Recreational vehicle dealers across the country have seen record sales starting in May, with first-time buyers making up the majority of the customers, said Monika Geraci, with the RV Industry Association. However, the industry is still about 10% below where it was a year ago, she said.

“You can’t simply erase the six to eight weeks we lost earlier this year,” Geraci said.

The survey by the Outdoor Recreation Roundtable follows one released in June that found the overwhelming majority of its members had laid off or furloughed employees, experienced drops in sales and disruptions in production and distribution due to the coronavirus.

The latest survey shows that 91% of the respondents had supply-chain problems in August, with 48% reporting significant impacts.
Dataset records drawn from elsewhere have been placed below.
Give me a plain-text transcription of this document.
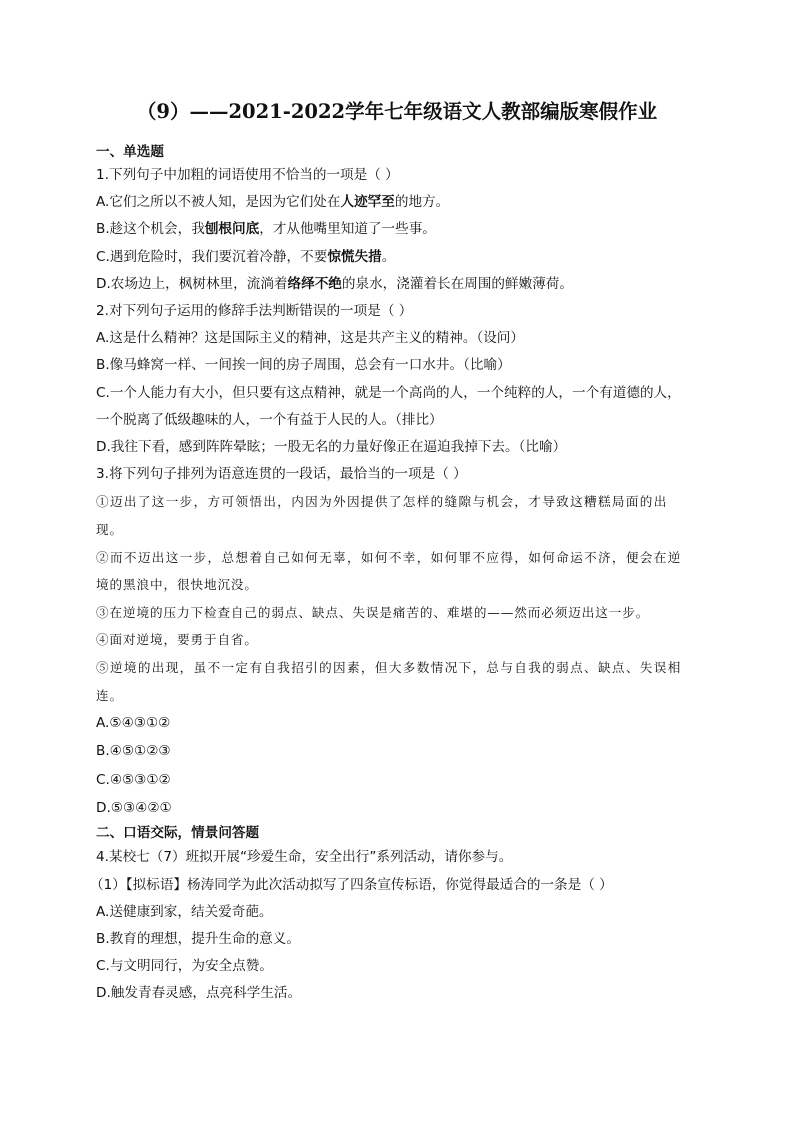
（9）——2021-2022学年七年级语文人教部编版寒假作业
一、单选题
1.下列句子中加粗的词语使用不恰当的一项是（ ）
A.它们之所以不被人知，是因为它们处在人迹罕至的地方。
B.趁这个机会，我刨根问底，才从他嘴里知道了一些事。
C.遇到危险时，我们要沉着冷静，不要惊慌失措。
D.农场边上，枫树林里，流淌着络绎不绝的泉水，浇灌着长在周围的鲜嫩薄荷。
2.对下列句子运用的修辞手法判断错误的一项是（ ）
A.这是什么精神？这是国际主义的精神，这是共产主义的精神。（设问）
B.像马蜂窝一样、一间挨一间的房子周围，总会有一口水井。（比喻）
C.一个人能力有大小，但只要有这点精神，就是一个高尚的人，一个纯粹的人，一个有道德的人，
一个脱离了低级趣味的人，一个有益于人民的人。（排比）
D.我往下看，感到阵阵晕眩；一股无名的力量好像正在逼迫我掉下去。（比喻）
3.将下列句子排列为语意连贯的一段话，最恰当的一项是（ ）
①迈出了这一步，方可领悟出，内因为外因提供了怎样的缝隙与机会，才导致这糟糕局面的出
现。
②而不迈出这一步，总想着自己如何无辜，如何不幸，如何罪不应得，如何命运不济，便会在逆
境的黑浪中，很快地沉没。
③在逆境的压力下检查自己的弱点、缺点、失误是痛苦的、难堪的——然而必须迈出这一步。
④面对逆境，要勇于自省。
⑤逆境的出现，虽不一定有自我招引的因素，但大多数情况下，总与自我的弱点、缺点、失误相
连。
A.⑤④③①②
B.④⑤①②③
C.④⑤③①②
D.⑤③④②①
二、口语交际，情景问答题
4.某校七（7）班拟开展“珍爱生命，安全出行”系列活动，请你参与。
（1）【拟标语】杨涛同学为此次活动拟写了四条宣传标语，你觉得最适合的一条是（ ）
A.送健康到家，结关爱奇葩。
B.教育的理想，提升生命的意义。
C.与文明同行，为安全点赞。
D.触发青春灵感，点亮科学生活。
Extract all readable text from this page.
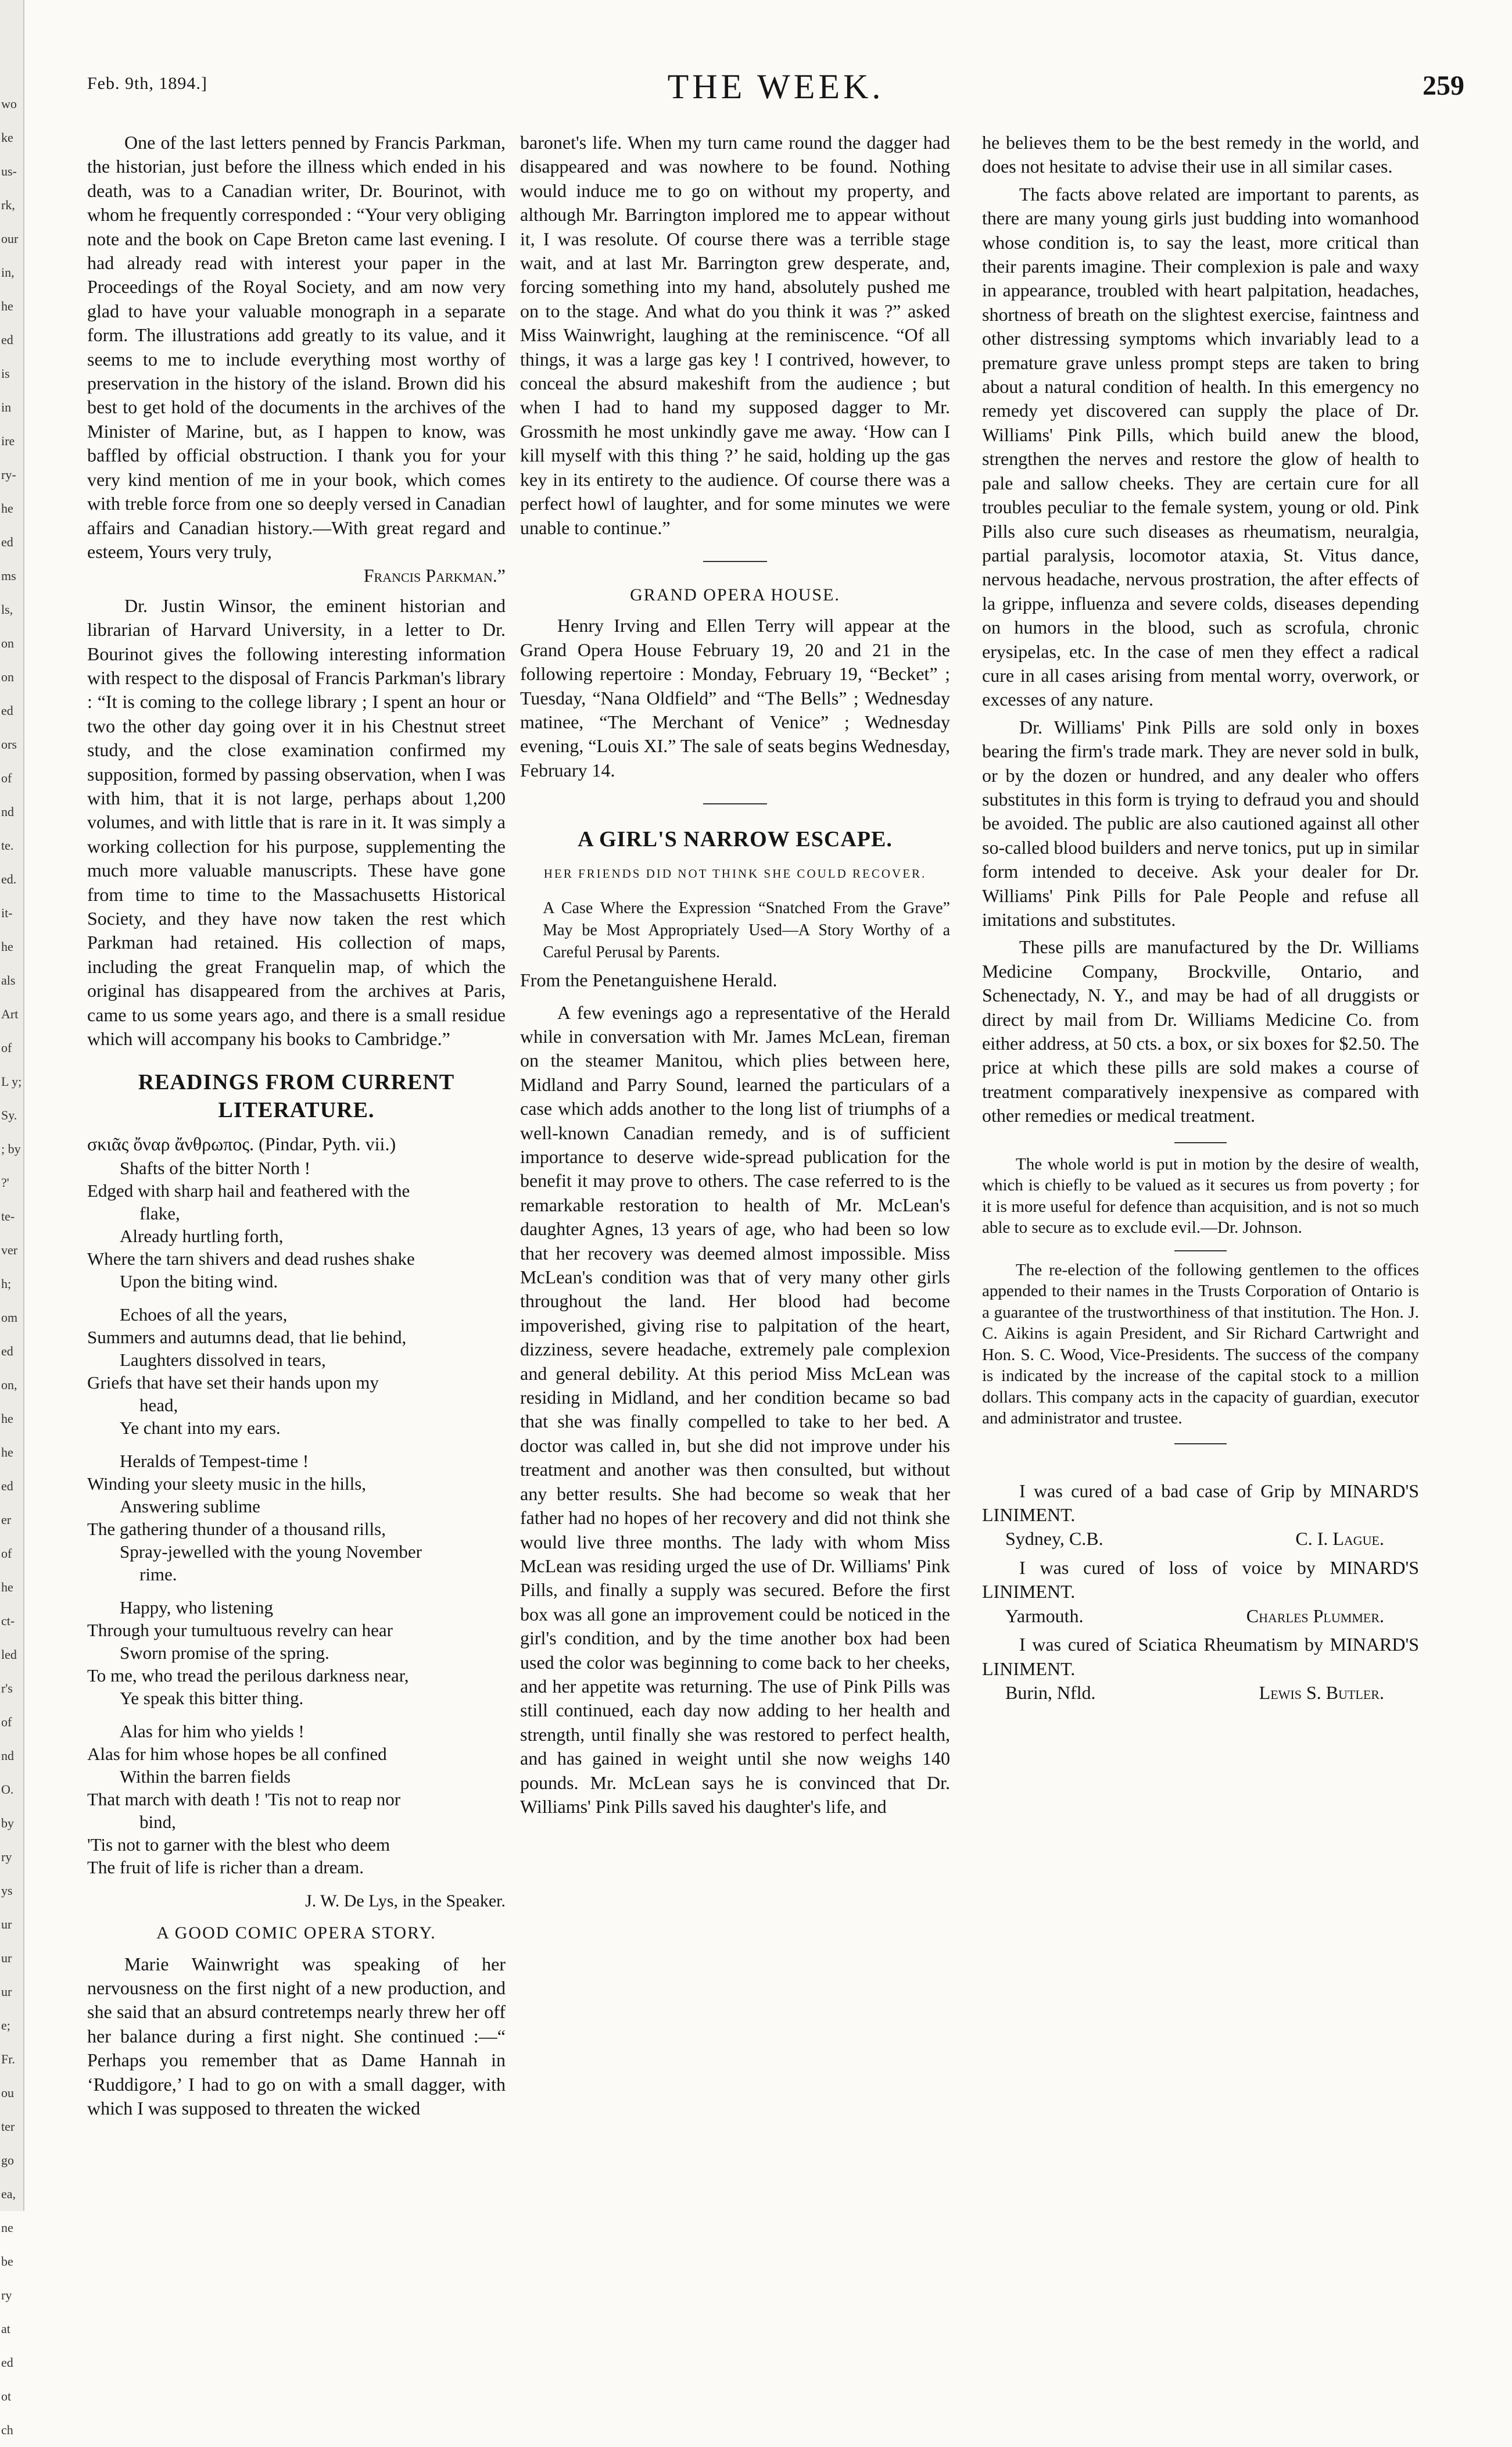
wo ke us- rk, our in, he ed is in ire ry- he ed ms ls, on on ed ors of nd te. ed. it- he als Art of L y; Sy. ; by ?' te- ver h; om ed on, he he ed er of he ct- led r's of nd O. by ry ys ur ur ur e; Fr. ou ter go ea, ne be ry at ed ot ch
Feb. 9th, 1894.]	THE WEEK.	259

One of the last letters penned by Francis Parkman, the historian, just before the illness which ended in his death, was to a Canadian writer, Dr. Bourinot, with whom he frequently corresponded : “Your very obliging note and the book on Cape Breton came last evening. I had already read with interest your paper in the Proceedings of the Royal Society, and am now very glad to have your valuable monograph in a separate form. The illustrations add greatly to its value, and it seems to me to include everything most worthy of preservation in the history of the island. Brown did his best to get hold of the documents in the archives of the Minister of Marine, but, as I happen to know, was baffled by official obstruction. I thank you for your very kind mention of me in your book, which comes with treble force from one so deeply versed in Canadian affairs and Canadian history.—With great regard and esteem, Yours very truly,

Francis Parkman.”

Dr. Justin Winsor, the eminent historian and librarian of Harvard University, in a letter to Dr. Bourinot gives the following interesting information with respect to the disposal of Francis Parkman's library : “It is coming to the college library ; I spent an hour or two the other day going over it in his Chestnut street study, and the close examination confirmed my supposition, formed by passing observation, when I was with him, that it is not large, perhaps about 1,200 volumes, and with little that is rare in it. It was simply a working collection for his purpose, supplementing the much more valuable manuscripts. These have gone from time to time to the Massachusetts Historical Society, and they have now taken the rest which Parkman had retained. His collection of maps, including the great Franquelin map, of which the original has disappeared from the archives at Paris, came to us some years ago, and there is a small residue which will accompany his books to Cambridge.”

READINGS FROM CURRENT LITERATURE.

σκιᾶς ὄναρ ἄνθρωπος. (Pindar, Pyth. vii.)

Shafts of the bitter North !
Edged with sharp hail and feathered with the
flake,
Already hurtling forth,
Where the tarn shivers and dead rushes shake
Upon the biting wind.
Echoes of all the years,
Summers and autumns dead, that lie behind,
Laughters dissolved in tears,
Griefs that have set their hands upon my
head,
Ye chant into my ears.
Heralds of Tempest-time !
Winding your sleety music in the hills,
Answering sublime
The gathering thunder of a thousand rills,
Spray-jewelled with the young November
rime.
Happy, who listening
Through your tumultuous revelry can hear
Sworn promise of the spring.
To me, who tread the perilous darkness near,
Ye speak this bitter thing.
Alas for him who yields !
Alas for him whose hopes be all confined
Within the barren fields
That march with death ! 'Tis not to reap nor
bind,
'Tis not to garner with the blest who deem
The fruit of life is richer than a dream.

J. W. De Lys, in the Speaker.

A GOOD COMIC OPERA STORY.

Marie Wainwright was speaking of her nervousness on the first night of a new production, and she said that an absurd contretemps nearly threw her off her balance during a first night. She continued :—“ Perhaps you remember that as Dame Hannah in ‘Ruddigore,’ I had to go on with a small dagger, with which I was supposed to threaten the wicked

baronet's life. When my turn came round the dagger had disappeared and was nowhere to be found. Nothing would induce me to go on without my property, and although Mr. Barrington implored me to appear without it, I was resolute. Of course there was a terrible stage wait, and at last Mr. Barrington grew desperate, and, forcing something into my hand, absolutely pushed me on to the stage. And what do you think it was ?” asked Miss Wainwright, laughing at the reminiscence. “Of all things, it was a large gas key ! I contrived, however, to conceal the absurd makeshift from the audience ; but when I had to hand my supposed dagger to Mr. Grossmith he most unkindly gave me away. ‘How can I kill myself with this thing ?’ he said, holding up the gas key in its entirety to the audience. Of course there was a perfect howl of laughter, and for some minutes we were unable to continue.”

GRAND OPERA HOUSE.

Henry Irving and Ellen Terry will appear at the Grand Opera House February 19, 20 and 21 in the following repertoire : Monday, February 19, “Becket” ; Tuesday, “Nana Oldfield” and “The Bells” ; Wednesday matinee, “The Merchant of Venice” ; Wednesday evening, “Louis XI.” The sale of seats begins Wednesday, February 14.

A GIRL'S NARROW ESCAPE.
HER FRIENDS DID NOT THINK SHE COULD RECOVER.

A Case Where the Expression “Snatched From the Grave” May be Most Appropriately Used—A Story Worthy of a Careful Perusal by Parents.

From the Penetanguishene Herald.

A few evenings ago a representative of the Herald while in conversation with Mr. James McLean, fireman on the steamer Manitou, which plies between here, Midland and Parry Sound, learned the particulars of a case which adds another to the long list of triumphs of a well-known Canadian remedy, and is of sufficient importance to deserve wide-spread publication for the benefit it may prove to others. The case referred to is the remarkable restoration to health of Mr. McLean's daughter Agnes, 13 years of age, who had been so low that her recovery was deemed almost impossible. Miss McLean's condition was that of very many other girls throughout the land. Her blood had become impoverished, giving rise to palpitation of the heart, dizziness, severe headache, extremely pale complexion and general debility. At this period Miss McLean was residing in Midland, and her condition became so bad that she was finally compelled to take to her bed. A doctor was called in, but she did not improve under his treatment and another was then consulted, but without any better results. She had become so weak that her father had no hopes of her recovery and did not think she would live three months. The lady with whom Miss McLean was residing urged the use of Dr. Williams' Pink Pills, and finally a supply was secured. Before the first box was all gone an improvement could be noticed in the girl's condition, and by the time another box had been used the color was beginning to come back to her cheeks, and her appetite was returning. The use of Pink Pills was still continued, each day now adding to her health and strength, until finally she was restored to perfect health, and has gained in weight until she now weighs 140 pounds. Mr. McLean says he is convinced that Dr. Williams' Pink Pills saved his daughter's life, and

he believes them to be the best remedy in the world, and does not hesitate to advise their use in all similar cases.

The facts above related are important to parents, as there are many young girls just budding into womanhood whose condition is, to say the least, more critical than their parents imagine. Their complexion is pale and waxy in appearance, troubled with heart palpitation, headaches, shortness of breath on the slightest exercise, faintness and other distressing symptoms which invariably lead to a premature grave unless prompt steps are taken to bring about a natural condition of health. In this emergency no remedy yet discovered can supply the place of Dr. Williams' Pink Pills, which build anew the blood, strengthen the nerves and restore the glow of health to pale and sallow cheeks. They are certain cure for all troubles peculiar to the female system, young or old. Pink Pills also cure such diseases as rheumatism, neuralgia, partial paralysis, locomotor ataxia, St. Vitus dance, nervous headache, nervous prostration, the after effects of la grippe, influenza and severe colds, diseases depending on humors in the blood, such as scrofula, chronic erysipelas, etc. In the case of men they effect a radical cure in all cases arising from mental worry, overwork, or excesses of any nature.

Dr. Williams' Pink Pills are sold only in boxes bearing the firm's trade mark. They are never sold in bulk, or by the dozen or hundred, and any dealer who offers substitutes in this form is trying to defraud you and should be avoided. The public are also cautioned against all other so-called blood builders and nerve tonics, put up in similar form intended to deceive. Ask your dealer for Dr. Williams' Pink Pills for Pale People and refuse all imitations and substitutes.

These pills are manufactured by the Dr. Williams Medicine Company, Brockville, Ontario, and Schenectady, N. Y., and may be had of all druggists or direct by mail from Dr. Williams Medicine Co. from either address, at 50 cts. a box, or six boxes for $2.50. The price at which these pills are sold makes a course of treatment comparatively inexpensive as compared with other remedies or medical treatment.

The whole world is put in motion by the desire of wealth, which is chiefly to be valued as it secures us from poverty ; for it is more useful for defence than acquisition, and is not so much able to secure as to exclude evil.—Dr. Johnson.

The re-election of the following gentlemen to the offices appended to their names in the Trusts Corporation of Ontario is a guarantee of the trustworthiness of that institution. The Hon. J. C. Aikins is again President, and Sir Richard Cartwright and Hon. S. C. Wood, Vice-Presidents. The success of the company is indicated by the increase of the capital stock to a million dollars. This company acts in the capacity of guardian, executor and administrator and trustee.

I was cured of a bad case of Grip by MINARD'S LINIMENT.

Sydney, C.B.	C. I. Lague.

I was cured of loss of voice by MINARD'S LINIMENT.

Yarmouth.	Charles Plummer.

I was cured of Sciatica Rheumatism by MINARD'S LINIMENT.

Burin, Nfld.	Lewis S. Butler.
In April, 68% said the problems were significant.

Other findings were:

  • In August, 65% of outdoor industry businesses reported decreased sales with 17% seeing a decrease of 50-75% or greater. But 22% reported an increase compared to a year ago. In April, 89% saw sales drop, with 39% seeing a decrease of 50-75% or greater.
  • In August, 47%  laid off or furloughed part of their workforce while 36% said they were hiring. In April, 79% of the businesses had laid off or furloughed some employees and 11% closed or laid off most of their workers.

Twenty-three of the trade group’s 32 member associations participated in the survey, done in partnership with the Oregon State University Outdoor Recreation Economy Initiative. The respondents represent about 25,000 businesses with nearly 2.5 million employees, according to the Outdoor Recreation Roundtable.

Before the pandemic, the outdoor recreation industry supported 7.6 million direct jobs nationwide and generated $887 billion annually in consumer spending, according to the Outdoor Industry Association. A state report released in 2018 pegged the industry’s contribution to Colorado’s economy at $62.5 billion, supporting 511,000 direct and indirect jobs.

Davis and other speakers said the passage in July of the Great American Outdoors Act, which permanently finances the Land and Water Conservation Fund, was a major boost.

“In the outdoor industry, there’s a direct connection between improving our public lands and waters and the success of small businesses across the industry,” said David Basler of the National Association of RV Parks and Campgrounds.